Restructuring & Insolvency
Written by Will Beck
Key developments in 2024
2024 has seen one of the most significant insolvency cases in recent years. In June, Justice Leech handed down his judgment on the claim brought by the liquidators of BHS against certain of its former directors for wrongful trading and misfeasance. This judgment is likely to have important consequences for the D&O market.
It was particularly noteworthy as it was the first time that the directors of a company had been found guilty of the novel claim of 'misfeasant trading'.
Once it becomes probable that a company will enter insolvent administration or liquidation (or the company is insolvent or is bordering on insolvency), the directors, when seeking to fulfil their duty to promote the success of the company, increasingly have to consider the interests of the company's creditors as well as its shareholders.
Should a court determine that this creditor duty is engaged, and the directors have failed to properly consider their duty to creditors and continued trading the company at a time when they objectively should have put it into administration or liquidation, then they could be at risk of being found liable for misfeasant trading. The liability trigger for misfeasant trading can arise at an earlier time than that for wrongful trading – i.e. before the insolvency of the company has become inevitable.
Any director found guilty of misfeasant (or indeed wrongful and/or fraudulent trading) can be required to contribute personally to the assets of the company. This was starkly demonstrated in the BHS case where the directors were ordered to pay compensation in the region of £110 million.

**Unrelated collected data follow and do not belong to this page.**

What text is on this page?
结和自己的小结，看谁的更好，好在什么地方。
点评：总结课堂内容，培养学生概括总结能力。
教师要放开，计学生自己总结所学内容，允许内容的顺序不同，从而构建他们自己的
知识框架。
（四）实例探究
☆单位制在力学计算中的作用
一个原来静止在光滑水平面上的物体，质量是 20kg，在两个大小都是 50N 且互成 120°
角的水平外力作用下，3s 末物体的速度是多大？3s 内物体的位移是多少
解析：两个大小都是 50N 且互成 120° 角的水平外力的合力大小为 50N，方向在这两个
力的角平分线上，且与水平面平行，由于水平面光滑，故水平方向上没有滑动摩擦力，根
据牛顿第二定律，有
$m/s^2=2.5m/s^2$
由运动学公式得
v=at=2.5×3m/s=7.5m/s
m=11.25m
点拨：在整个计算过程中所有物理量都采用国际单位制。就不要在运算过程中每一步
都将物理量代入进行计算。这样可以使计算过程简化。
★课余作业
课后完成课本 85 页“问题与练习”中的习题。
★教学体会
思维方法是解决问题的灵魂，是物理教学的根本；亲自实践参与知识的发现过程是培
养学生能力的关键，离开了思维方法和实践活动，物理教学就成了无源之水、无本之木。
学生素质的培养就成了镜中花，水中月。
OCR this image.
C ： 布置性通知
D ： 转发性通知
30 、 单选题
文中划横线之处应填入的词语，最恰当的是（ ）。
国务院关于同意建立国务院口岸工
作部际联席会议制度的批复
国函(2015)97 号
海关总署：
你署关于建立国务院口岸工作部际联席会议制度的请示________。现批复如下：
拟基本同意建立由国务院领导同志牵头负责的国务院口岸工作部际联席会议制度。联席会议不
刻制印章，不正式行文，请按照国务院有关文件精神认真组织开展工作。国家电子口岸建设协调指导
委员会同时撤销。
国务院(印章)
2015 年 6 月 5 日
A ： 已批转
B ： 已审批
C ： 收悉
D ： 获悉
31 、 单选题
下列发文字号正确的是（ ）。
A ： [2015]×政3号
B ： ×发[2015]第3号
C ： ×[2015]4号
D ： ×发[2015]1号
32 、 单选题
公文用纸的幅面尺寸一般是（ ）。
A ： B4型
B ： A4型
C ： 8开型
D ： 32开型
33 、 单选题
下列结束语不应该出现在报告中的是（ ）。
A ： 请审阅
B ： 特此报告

Importantly, from a D&O perspective, the Court also held that it would have not been prepared to reduce the level of the awards made against the directors to reflect any deficiency in their D&O cover. As such, we would expect that, post-BHS, directors will be increasingly concerned to ensure that D&O cover is obtained which is adequate to cover their potential risk exposure.
What to look out for in 2025
The economic outlook for 2025 remains uncertain.
The inflation rate rose in October by more than expected to 2.3%, with warnings that the cost of living crisis is not yet over. And whilst the number of registered company insolvencies in England and Wales in that month was less than in October 2023, they are still at a much higher level than that seen both during the COVID-19 pandemic and between 2014 and 2019.
Indeed, in the past few months, there have been a number of very high-profile insolvencies including ISG, Homebase and TFI Friday's. This suggests that, across various sectors such as construction, hospitality, retail and leisure, conditions remain challenging for many companies. The burden of increased costs, pressures in supply chains and managing, and potentially needing to refinance, high levels of debt are continuing to make trading difficult for some businesses.
We therefore expect that the R&I market will remain busy for the foreseeable future and that further high-profile insolvencies are sadly inevitable. This, in turn, is likely to lead to more claims being made against D&O and trade credit policies.
It will be important therefore for the insureds under those policies to keep a close eye on their trading counterparties to look for any possible signs that they may be in financial difficulty and to seek to mitigate their potential exposure. This could include, for example, seeking shorter payment terms or requesting payment upfront from their customers, obtaining improved termination rights which can be exercised pre-insolvency and strengthening any retention of title provisions in their applicable contracts.